When they were young, the family had a nanny and the children would accompany Hermione on acting jobs. Since then, she and Simon – who runs an independent production company, writing and producing dramas and documentaries including ITV’s Kingdom – share the childcare between them. Though marriage and kids weren’t really on her radar before meeting Simon, his commitment to family life was compelling. “That’s why I married Simon – because he was sure, he knew what he wanted,” she said.
Hermione was born in London, the second of four siblings (she has two sisters and a brother) and grew up “all over the place”, first in Essex, then in Derbyshire. Her mother, a health visitor, and her late father, a businessman, divorced when she was four and she describes her childhood as “chaotic”. “I was one of four and my mum was a single parent, so we had to bring ourselves up, really,” she recalled. Her upbringing taught her that: “You have to look after yourself, you have to be responsible.” This independence was reinforced when she won a scholarship to a boarding ballet school, where she was a pupil from the age of 11 to 18, which she describeed as “a cross between being in the army and a nunnery.”
It taught her discipline and focus, she said, but she doubted she would have been any good had she continued. “I probably would have been in the corps de ballet in Germany or something,” she joked. Instead, she discovered a passion for drama. She went on to study at the London Academy of Music and Dramatic Art, performing in the theatre and episodically on TV until landing the role of Karen in the pilot of Cold Feet in 1996.

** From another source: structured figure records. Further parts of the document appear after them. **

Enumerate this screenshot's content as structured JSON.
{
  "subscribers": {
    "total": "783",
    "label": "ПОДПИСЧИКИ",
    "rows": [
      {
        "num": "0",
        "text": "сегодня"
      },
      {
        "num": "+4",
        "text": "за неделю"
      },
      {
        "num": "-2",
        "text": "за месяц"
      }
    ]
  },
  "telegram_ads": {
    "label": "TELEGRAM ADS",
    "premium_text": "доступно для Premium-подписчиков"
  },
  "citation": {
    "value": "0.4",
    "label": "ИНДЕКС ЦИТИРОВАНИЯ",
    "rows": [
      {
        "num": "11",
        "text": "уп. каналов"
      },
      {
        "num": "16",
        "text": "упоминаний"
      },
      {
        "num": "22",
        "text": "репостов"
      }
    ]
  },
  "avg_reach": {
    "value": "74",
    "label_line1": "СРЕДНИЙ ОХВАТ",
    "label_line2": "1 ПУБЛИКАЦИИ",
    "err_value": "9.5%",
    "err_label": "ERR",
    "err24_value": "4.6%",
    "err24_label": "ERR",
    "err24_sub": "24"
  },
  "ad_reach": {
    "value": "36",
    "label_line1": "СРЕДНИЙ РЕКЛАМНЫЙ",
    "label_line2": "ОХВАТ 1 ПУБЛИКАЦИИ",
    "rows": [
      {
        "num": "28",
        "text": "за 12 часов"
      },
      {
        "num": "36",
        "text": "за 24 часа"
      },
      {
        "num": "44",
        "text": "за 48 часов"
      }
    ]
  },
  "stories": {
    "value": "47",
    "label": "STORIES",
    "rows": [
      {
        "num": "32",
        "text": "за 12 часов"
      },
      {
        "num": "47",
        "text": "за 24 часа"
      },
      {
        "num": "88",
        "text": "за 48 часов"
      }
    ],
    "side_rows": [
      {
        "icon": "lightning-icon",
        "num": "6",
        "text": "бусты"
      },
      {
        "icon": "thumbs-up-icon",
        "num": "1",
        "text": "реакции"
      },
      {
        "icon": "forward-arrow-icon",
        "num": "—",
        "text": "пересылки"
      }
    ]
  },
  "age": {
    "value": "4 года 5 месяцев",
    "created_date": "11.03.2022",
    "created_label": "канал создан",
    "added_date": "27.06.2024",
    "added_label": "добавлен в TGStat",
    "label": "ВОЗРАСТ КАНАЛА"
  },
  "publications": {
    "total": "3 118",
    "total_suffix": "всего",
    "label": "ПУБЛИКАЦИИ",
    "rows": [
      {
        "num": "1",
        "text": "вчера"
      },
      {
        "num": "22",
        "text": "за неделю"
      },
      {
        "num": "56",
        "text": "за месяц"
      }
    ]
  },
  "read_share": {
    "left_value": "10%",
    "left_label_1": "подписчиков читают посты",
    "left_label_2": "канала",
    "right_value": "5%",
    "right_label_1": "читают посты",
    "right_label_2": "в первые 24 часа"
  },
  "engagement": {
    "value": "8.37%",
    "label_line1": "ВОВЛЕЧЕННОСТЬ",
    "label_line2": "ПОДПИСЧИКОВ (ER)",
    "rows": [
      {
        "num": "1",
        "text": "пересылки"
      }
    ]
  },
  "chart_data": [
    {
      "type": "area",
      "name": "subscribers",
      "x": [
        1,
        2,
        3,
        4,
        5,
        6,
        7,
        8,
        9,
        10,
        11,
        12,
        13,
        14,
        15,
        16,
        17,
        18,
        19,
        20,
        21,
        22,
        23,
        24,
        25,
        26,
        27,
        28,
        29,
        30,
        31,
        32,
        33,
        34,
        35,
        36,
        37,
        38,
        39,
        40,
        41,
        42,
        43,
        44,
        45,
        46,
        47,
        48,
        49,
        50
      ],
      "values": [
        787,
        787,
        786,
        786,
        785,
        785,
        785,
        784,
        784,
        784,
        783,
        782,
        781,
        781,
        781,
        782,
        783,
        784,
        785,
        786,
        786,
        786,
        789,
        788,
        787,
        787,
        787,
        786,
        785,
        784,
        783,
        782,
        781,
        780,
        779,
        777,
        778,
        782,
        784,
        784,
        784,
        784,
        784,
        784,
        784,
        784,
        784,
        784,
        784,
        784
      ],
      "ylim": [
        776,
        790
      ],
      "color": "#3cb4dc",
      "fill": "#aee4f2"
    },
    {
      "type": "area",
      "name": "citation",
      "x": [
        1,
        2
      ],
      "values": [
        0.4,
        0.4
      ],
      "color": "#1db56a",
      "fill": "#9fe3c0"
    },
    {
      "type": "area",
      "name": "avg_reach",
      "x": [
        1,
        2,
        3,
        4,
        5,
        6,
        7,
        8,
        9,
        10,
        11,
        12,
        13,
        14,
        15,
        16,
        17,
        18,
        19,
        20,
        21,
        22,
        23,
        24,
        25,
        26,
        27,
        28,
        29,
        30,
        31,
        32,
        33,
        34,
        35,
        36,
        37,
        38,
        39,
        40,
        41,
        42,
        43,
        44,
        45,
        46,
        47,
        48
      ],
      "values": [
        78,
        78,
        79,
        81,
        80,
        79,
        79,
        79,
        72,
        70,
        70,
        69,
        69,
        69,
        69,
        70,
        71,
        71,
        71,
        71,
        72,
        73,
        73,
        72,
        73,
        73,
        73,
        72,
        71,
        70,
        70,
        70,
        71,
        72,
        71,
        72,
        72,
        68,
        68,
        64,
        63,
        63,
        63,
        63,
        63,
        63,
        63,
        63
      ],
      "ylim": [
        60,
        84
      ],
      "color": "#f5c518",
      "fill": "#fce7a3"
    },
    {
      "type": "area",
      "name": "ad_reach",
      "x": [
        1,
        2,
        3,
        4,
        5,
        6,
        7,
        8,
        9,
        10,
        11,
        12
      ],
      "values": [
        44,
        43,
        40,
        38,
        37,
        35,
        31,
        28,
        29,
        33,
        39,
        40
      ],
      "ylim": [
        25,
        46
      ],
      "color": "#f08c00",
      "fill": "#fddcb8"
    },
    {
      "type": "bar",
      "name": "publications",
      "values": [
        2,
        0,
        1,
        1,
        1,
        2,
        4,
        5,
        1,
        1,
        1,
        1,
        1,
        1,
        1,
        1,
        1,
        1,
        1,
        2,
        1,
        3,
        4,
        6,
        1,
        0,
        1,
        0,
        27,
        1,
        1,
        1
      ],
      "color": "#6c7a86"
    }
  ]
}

At the time of this interview, Hermione was approaching her 50th birthday and while proud of her achievements, she acknowledged that it was a “reflective” time for her. “I can’t believe I’m this age, but I’ve always looked forward to it, both as an actress and as a woman,” she said. “There’s a weight of experience, the pressure’s off. I’ve been lucky: I’ve had children, I’m married, I’ve had a very nice career... and you just don’t care as much, you know what I mean? There’s a strength in that.”